I had stopped in the local bottle shop and spotted a name I haven’t seen on the shelf in a few years. It was North Coast Old Stock Ale. The last time I partook of an Old Stock was back in April of ’11 when I reviewed it here on the site. Those were the days where I wrote embellished prose to cover up my lack of experience. Hell, that review was enough to put you to sleep halfway through. But, we can’t change the past. We can only make excuses for it.
Old Stock Ale is made by the same fine folks who crank out Old Rasputin Russian Imperial Stout, a mainstay on shelves all over. It was one of those beers that I remember for being so big and tasty. Here it was again, available right down the street.
I was looking for a new one by Oskar Blues called Death By Coconut, but it was nowhere to be seen. The owner mentioned it was pretty hard to get in our area. Reviews of the beer are very high and many say it was like drinking a Mounds Bar. I settled for the Old Stock Ale because it was here now and that I was so impressed with it way back when.

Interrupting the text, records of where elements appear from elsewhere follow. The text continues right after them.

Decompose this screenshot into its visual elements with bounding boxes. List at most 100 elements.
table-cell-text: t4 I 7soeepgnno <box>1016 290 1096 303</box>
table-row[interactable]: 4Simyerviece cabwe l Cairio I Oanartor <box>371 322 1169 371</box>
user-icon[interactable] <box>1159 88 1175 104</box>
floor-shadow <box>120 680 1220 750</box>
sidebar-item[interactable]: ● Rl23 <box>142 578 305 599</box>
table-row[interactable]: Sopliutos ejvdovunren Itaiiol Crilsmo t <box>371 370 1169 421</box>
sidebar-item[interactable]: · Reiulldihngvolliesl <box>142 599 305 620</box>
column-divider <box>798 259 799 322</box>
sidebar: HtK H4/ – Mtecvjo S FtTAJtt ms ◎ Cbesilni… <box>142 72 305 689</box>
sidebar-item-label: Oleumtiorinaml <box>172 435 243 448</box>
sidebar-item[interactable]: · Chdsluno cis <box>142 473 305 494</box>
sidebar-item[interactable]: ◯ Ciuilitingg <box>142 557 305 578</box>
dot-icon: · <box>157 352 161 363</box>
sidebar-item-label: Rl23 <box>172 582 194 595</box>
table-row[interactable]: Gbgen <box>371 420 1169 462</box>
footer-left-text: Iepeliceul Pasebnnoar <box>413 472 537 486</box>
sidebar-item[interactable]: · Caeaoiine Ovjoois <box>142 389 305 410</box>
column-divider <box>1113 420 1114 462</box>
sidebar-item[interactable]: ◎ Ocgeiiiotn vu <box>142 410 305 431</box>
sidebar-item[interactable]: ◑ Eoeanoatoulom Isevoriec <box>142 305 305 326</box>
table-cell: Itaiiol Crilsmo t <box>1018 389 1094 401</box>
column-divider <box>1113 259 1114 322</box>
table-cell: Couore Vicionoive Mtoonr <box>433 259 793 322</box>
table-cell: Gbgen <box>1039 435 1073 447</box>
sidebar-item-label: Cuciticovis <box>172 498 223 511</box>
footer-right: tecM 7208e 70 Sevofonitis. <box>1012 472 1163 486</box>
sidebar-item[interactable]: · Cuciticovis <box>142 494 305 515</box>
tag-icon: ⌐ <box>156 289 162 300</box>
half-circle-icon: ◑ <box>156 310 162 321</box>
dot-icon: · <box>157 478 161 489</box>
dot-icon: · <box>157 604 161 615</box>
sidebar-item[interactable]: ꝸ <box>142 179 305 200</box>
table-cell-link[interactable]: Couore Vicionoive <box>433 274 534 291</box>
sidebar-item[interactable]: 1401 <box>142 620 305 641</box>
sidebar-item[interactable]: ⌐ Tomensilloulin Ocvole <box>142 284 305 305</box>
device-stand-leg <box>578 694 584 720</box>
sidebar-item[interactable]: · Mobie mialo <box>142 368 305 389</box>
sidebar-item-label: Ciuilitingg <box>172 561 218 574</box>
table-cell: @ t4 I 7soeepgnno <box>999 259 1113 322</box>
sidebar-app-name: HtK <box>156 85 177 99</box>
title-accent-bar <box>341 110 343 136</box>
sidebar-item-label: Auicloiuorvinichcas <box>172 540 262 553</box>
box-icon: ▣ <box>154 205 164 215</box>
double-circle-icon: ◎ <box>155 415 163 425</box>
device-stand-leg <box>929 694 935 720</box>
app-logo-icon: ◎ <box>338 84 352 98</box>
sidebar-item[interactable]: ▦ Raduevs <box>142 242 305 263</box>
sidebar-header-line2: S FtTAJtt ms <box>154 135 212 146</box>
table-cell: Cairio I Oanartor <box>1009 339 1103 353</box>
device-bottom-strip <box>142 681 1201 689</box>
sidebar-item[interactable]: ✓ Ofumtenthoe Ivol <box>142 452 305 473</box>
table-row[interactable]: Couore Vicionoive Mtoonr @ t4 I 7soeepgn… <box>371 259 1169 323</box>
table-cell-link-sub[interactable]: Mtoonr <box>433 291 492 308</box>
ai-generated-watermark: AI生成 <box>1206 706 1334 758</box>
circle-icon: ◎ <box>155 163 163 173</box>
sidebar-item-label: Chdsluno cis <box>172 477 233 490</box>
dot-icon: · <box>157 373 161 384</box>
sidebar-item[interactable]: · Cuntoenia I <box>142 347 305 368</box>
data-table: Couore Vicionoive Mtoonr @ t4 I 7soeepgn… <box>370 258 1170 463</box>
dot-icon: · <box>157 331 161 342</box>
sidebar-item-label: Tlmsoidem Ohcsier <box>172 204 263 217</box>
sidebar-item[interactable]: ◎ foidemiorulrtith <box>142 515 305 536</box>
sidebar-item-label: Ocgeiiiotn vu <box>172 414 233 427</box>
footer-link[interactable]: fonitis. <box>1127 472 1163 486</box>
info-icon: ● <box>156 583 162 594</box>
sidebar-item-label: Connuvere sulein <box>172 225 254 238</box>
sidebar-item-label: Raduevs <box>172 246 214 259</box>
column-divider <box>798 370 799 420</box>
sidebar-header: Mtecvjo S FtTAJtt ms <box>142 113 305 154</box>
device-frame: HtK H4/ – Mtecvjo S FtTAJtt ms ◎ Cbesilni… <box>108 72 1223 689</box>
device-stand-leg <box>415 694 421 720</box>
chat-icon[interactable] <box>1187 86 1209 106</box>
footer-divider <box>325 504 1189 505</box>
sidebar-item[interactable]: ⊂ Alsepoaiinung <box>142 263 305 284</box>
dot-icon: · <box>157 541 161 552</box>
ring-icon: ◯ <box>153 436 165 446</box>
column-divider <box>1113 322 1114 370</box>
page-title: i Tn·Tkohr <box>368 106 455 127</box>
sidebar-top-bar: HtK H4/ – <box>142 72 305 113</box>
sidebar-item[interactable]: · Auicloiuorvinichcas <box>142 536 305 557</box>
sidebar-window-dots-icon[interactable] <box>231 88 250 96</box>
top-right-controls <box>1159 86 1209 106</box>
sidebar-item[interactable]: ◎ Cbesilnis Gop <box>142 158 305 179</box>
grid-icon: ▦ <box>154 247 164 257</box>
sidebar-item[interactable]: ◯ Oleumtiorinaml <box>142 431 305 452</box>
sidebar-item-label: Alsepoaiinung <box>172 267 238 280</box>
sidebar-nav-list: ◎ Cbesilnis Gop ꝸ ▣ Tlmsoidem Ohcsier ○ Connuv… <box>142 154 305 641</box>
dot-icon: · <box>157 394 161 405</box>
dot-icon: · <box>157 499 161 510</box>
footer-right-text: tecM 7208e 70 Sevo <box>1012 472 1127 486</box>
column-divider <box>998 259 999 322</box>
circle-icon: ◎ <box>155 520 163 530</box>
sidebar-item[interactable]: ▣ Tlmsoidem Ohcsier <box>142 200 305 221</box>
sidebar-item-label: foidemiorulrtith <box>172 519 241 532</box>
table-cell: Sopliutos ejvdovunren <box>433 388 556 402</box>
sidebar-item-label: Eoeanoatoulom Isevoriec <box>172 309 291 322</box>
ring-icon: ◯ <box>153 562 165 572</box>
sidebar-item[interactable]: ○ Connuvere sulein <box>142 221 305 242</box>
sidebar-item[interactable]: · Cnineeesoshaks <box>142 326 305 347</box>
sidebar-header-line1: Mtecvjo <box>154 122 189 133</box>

After purchasing the beverage, I started to have qualms about what it would taste like 5 years later. Whether or not I would be considered running out of ideas for beers, and mostly, what if I got shitfaced drinking this beer and wake up with my face embedded in the keyboard. But I know my limitations. If the trip to the bathroom starts to go uphill, it’s time to quit.
I am always looking for some new taste or flavor in a beer and Old Stock may not be new, but it was something I had really liked in the past. I wondered if North Coast changed the recipe since ’11.
Old Stock Ale is brewed every year and the year is printed on the label (except for when I had it back in ’11.) The ABV varies slightly by a point or two either way but the gigantic taste remains the same over time.
With that being said, it’s time for me to stop drooling and start drinking. Here we go.
The beer poured with a nice brown color and brought up a one-finger head. Holding the glass up to the light showed that it had an underlying red tint, almost like raspberry. The aroma held a smell of dark malts waiting to attack.
The head was gone before the first sip. And that first sip was a monster. Massive, huge tastes of dark malt with hints of baker’s chocolate and maybe some dark cherry way in the back. This was a big beer and it tasted like it.
The darkness had no roasty flavors at all and therefore didn’t taste like an imperial stout. This was an imperial ale, just a massive taste with a ton of dark malt and some nice sweetness all around.
There was also no resemblance to a Belgian quad. The tastes are similar, but this old ale is a bit rough like the freshly cut surface of an oak plank.
The closest comparison would be to an American barleywine but in our example today, the hop flavors are subdued and can’t be tasted. Old Stock Ale fits perfectly into the English Old Ale style of beer which is similar to a barleywine, only with less hops. Test some Old Stock against Bigfoot barleywine and you’ll get the idea.
Alcohol is not so much tasted as it felt in the gut. The heat kicked on slightly at the beginning. It was pretty much expected with this beer weighing in at 11.8% alcohol. The potency of this beer should be seriously considered before purchasing it. I’d say that Old Stock Ale is a beer that should be shared and not pounded down after a hard day at work.
Old Stock is a perfect candidate for cellar aging. After a few years, the rough cut edges would be considerably smoothed and the taste character will change for the better. If you can afford it, get 2 four-packs. One goes away to be aged while the other one is enjoyed with a friend or two. Keep some standing by for those massive snow days where the city shuts down. It’d be your winter warmer.
Style: Old Ale – also here.
Taste: Huge. Massive malt dosage, sweetness and some mystery tastes within.
Smoothness: A bit of a twinge at the swallow.
Drinkability: This is a slow sipper. Slow is the word for this beer.
Bang for the buck: Nominal for the taste experience.
Amount paid: $12.99 per four-pack of 12-ounce bottles.
Get it again? Yes, next year if I can find it.
Wife’s all-encompassing opinion: Cloudy. Looks kinda like tea. (sniff) Yeast. Caramelly. (sip) Ughck! Oh. I dunno what that is. Burnt caramel? (sip) Yeah, I don’t care for that at all. Ack! (She ran into the kitchen for a bowl of chocolate ice cream with pecans. I’d say we set the stage.)